The other part of me, though, was filled with feelings of parental love. I responded to my child’s coos and cries with affection. I made faces and spoke to her and moved her feet and held her in the air like an airplane. I held her little body and rocked her back and forth, just because it made her smile. Her smile conditioned me to do it. Even the occasional variation of “airplane dumping its waste out its exhaust and onto the shirt and face below” did not dissuade me.
I played these games with her out of love and out of the knowledge that they were helpful for her development. I knew that my affection for my daughter was partial and irrational. It was the clearest evidence of psychological dispositions assigned to me by evolutionary processes. Isn’t parental love one of the most powerful forces in helping babies survive to adulthood?
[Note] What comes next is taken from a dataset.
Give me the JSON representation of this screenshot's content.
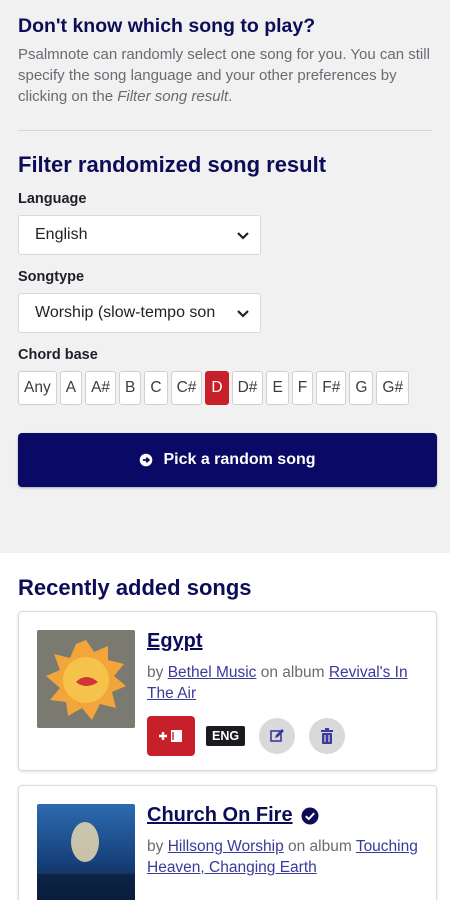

I knew that I needed those irrational feelings of affection and devotion, as well as whatever chemicals and hormones they produced, to boost my spirits and help me provide the greatest amount of comfort, safety, and love to my child. So I dwelled on those feelings. I reminded myself of them. I did everything I could to maximize their presence in my mind, because I thought they were the single most important resource I could marshal for my child.